"198...199...200!"
Naruto, yerde birkaç büyük krater bırakarak, kollarına taktığı ağırlıklarını düşürdü. İki elini dizlerinin üzerine koydu ve nefes nefese kalırken eğildi. Klonlarının yakınlardaki ağaçlarda ve gölde idman yaptığını görmek için baktı. Su şişesini alan Naruto, ağzını silip malzemelerinin yanına çömelmeden önce birkaç yudum aldı. Kyuubi sayesinde kolları çabuk bir şekilde iyileşiyordu ve herhangi bir fiziksel egzersize devam edebilmesi için her zaman on dakika kadar iyi bir süre geçmesi gerekiyordu.
"~Eğer aşırıya kaçmasaydınız, bu sorunu yaşamazdık~" diye mırıldandı Kyuubi, uykusunun bir kez daha kesintiye uğramasından memnun değildi. Naruto alay ederek güldü ve Nii-san'ından aldığı parşömeni tekrar çıkardı.
[Oututo,]
[Byakugan hakkında çok az şey biliniyor, ancak çoğu kişinin düşündüğü 360 derecelik tam bir görüşe sahip olmadığını biliyorum. Görme eksikliğinin nerede olduğundan emin değilim, bunu kendin bulman gerekecek. Ancak kafatasının tabanına yakın bir yerde olduğuna inanıyorum.]

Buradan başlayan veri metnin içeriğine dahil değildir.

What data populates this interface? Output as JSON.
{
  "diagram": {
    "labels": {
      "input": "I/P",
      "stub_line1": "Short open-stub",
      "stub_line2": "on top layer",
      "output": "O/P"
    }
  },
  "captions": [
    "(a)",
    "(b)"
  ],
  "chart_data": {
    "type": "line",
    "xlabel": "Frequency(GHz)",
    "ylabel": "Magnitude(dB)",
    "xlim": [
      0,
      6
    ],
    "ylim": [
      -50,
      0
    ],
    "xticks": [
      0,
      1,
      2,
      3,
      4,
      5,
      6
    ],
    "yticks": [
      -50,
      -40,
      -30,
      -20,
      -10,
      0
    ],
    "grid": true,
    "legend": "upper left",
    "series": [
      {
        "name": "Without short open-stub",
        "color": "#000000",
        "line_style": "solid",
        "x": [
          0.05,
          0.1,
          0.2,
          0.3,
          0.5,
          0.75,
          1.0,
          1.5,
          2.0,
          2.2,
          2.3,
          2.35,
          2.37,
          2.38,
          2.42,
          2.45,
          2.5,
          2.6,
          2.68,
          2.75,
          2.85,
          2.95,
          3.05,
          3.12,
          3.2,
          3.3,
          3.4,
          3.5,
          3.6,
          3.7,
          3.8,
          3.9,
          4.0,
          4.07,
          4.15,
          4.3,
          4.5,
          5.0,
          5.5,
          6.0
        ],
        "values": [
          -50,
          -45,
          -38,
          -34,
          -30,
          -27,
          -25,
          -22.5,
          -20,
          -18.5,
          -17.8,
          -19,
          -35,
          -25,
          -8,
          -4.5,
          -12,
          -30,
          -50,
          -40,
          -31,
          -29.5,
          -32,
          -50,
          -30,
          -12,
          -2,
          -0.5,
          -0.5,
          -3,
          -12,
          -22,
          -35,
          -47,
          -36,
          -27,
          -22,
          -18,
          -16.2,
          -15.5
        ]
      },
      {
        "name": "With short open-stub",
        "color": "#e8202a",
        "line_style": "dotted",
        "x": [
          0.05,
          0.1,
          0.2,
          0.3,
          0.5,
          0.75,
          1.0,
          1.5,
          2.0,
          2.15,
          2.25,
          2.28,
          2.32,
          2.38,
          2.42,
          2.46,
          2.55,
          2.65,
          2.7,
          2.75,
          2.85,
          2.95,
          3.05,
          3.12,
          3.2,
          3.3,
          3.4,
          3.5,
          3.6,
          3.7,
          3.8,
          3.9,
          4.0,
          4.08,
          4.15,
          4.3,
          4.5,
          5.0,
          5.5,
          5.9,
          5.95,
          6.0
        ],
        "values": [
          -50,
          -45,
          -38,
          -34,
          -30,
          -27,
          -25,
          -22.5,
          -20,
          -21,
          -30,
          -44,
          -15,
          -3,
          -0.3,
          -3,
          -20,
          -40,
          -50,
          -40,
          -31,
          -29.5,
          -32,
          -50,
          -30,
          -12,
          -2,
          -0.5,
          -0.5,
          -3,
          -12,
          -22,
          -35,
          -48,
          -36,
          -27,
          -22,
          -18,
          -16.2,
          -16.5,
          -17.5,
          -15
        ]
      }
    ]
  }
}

[Tekniklere gelince, sizi temin ederim ki Jūken dışında Kaitan Ana Dal tarafından kullanılan en saygı duyulan tekniktir. Oğlan hakkında söyledikleriniz doğruysa, eminim ki o bu tekniği kullanmanın bir yolunu bulmuştur. Ne yazık ki, sana sunabileceğim tek şey bu. Benim önerim, onu yerinde dondurmak için bir Raiton jutsu kullanman ve ardından bir Fuuton ile devam etmen.]

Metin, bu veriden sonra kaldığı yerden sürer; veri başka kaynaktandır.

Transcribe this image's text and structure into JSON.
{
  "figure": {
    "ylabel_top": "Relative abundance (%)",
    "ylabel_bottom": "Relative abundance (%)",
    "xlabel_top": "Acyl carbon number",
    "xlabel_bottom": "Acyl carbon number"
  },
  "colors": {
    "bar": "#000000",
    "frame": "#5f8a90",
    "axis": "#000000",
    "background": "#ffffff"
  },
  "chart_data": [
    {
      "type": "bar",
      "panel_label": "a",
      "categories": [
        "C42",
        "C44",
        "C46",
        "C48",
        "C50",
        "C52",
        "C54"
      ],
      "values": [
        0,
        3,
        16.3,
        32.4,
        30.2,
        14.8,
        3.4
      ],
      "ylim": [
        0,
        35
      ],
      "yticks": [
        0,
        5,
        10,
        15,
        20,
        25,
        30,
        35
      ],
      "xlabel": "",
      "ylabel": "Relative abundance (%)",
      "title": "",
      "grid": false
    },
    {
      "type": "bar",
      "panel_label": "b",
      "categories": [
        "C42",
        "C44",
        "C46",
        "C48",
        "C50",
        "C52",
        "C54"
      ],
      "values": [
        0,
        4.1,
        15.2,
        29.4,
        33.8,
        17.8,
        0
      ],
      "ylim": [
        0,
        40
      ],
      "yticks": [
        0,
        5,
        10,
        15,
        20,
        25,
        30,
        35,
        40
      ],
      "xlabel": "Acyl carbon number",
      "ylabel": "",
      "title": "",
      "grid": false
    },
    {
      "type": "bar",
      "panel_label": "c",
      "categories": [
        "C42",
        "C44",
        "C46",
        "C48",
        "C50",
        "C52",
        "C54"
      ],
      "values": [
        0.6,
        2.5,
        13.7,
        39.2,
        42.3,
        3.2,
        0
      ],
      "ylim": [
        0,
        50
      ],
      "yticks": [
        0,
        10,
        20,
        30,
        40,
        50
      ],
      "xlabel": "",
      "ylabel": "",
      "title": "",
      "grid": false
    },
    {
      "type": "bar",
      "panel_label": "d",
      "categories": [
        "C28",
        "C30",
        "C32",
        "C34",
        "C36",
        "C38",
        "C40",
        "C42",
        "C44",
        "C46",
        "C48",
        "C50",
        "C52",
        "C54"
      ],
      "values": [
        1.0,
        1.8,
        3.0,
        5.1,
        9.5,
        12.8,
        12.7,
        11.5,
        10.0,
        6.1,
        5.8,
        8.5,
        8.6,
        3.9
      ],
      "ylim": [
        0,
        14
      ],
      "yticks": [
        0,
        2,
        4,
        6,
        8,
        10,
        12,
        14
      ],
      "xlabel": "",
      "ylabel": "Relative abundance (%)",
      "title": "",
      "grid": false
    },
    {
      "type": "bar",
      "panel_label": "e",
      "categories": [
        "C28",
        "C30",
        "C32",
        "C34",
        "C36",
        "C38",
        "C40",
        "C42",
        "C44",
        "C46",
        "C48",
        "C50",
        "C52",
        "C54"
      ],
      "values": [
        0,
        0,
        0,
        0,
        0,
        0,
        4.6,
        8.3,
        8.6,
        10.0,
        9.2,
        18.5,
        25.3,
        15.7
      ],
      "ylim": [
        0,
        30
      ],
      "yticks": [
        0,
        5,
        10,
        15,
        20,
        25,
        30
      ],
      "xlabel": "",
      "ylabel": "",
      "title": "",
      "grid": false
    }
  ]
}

[Umarım yardımcı olmuşumdur,]
[Nii-san.]
[Not: Kisame ve ben izliyor olacağız.]
Naruto tekrar okuduktan sonra gülümsedi. Kisame ve Nii-san'ın orada olacağını bilmek, sadece istilaya karşı yardımcı olacaktır.

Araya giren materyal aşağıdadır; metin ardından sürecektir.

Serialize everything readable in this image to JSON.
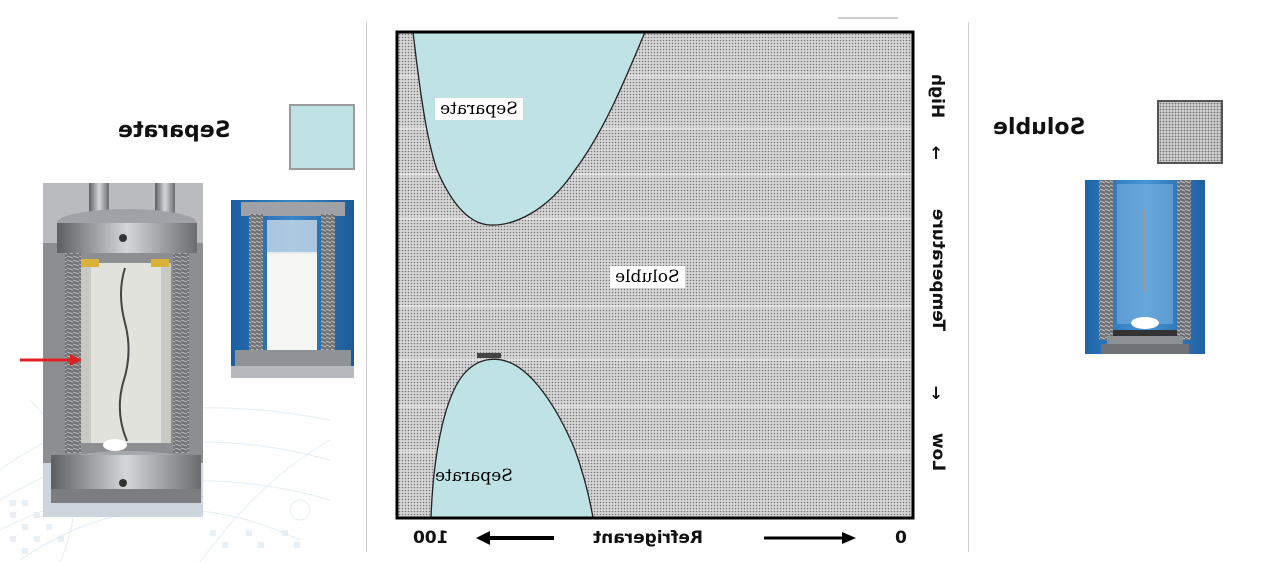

Parşömeni kaldırdı ve klonlarına bakmak için döndü. Hepsi antrenmanı bırakmıştı ve birer birer kendilerini dağıtıyorlardı. Naruto gözlerini kıstı ve ambıl olarak kullandığı kitlesel olarak geliştirilmiş kunailerden birini aldı. Omurgasına tanıdık bir soğuk hissetmeden önce bölgeyi taradı ve gözleri fal taşı gibi açıldı. Bir kunai orman tarafından uçtu ve yanağını sıyırdı. Naruto sıçradı ve aniden tanıdık mor saçlı kunoichi'ye ait bir çift kol tarafından bastırıldı.
"Sonunda seni buldum Foxy-chan," diye fısıldadı Anko, Naruto'nun kulağına. Naruto yutkundu.
"S-Selam Anko-chan," diye kekeledi, "S-Sen burda ne arıyorsun?"
Anko elini Narutonun göğsünde ve karınlarında aşağı yukarı gezdirdi, "Hiç... Sadece, sokakta bir Kumo kunoichi ile takıldığınız söyleniyor."
Naruto başıyla onayladı, terin ve yaralarının tekrar sırtına baskı yaptığını hissetti. Tilkinin kendisine gönderdiği dürtüleri hisseden Naruto, tutarlı bir düşünce içinde susturmaya çalıştı.
"Sorun ne, Foxy-chan?" Anko alay etti, "Göğüslerim artık sana yetmiyor mu? O zaman belki de başka bir şey görme zamanın gelmiştir."
Naruto'nun gözleri onun imalarıyla genişledi ve Konoha'nın Yılan Kadınından uzaklaştı. Kadın onu kollarından çıkan yılanlarla geri çekmeden önce, ondan bir adım daha uzaklaştı. Anko, bir kez daha sırıtmadan ve gömleksiz Ame sarışınına atılmadan önce somurttu. Naruto, ormana dalmadan önce homurdandı ve kaçmaya çalışırken kunai'sini düşürdü.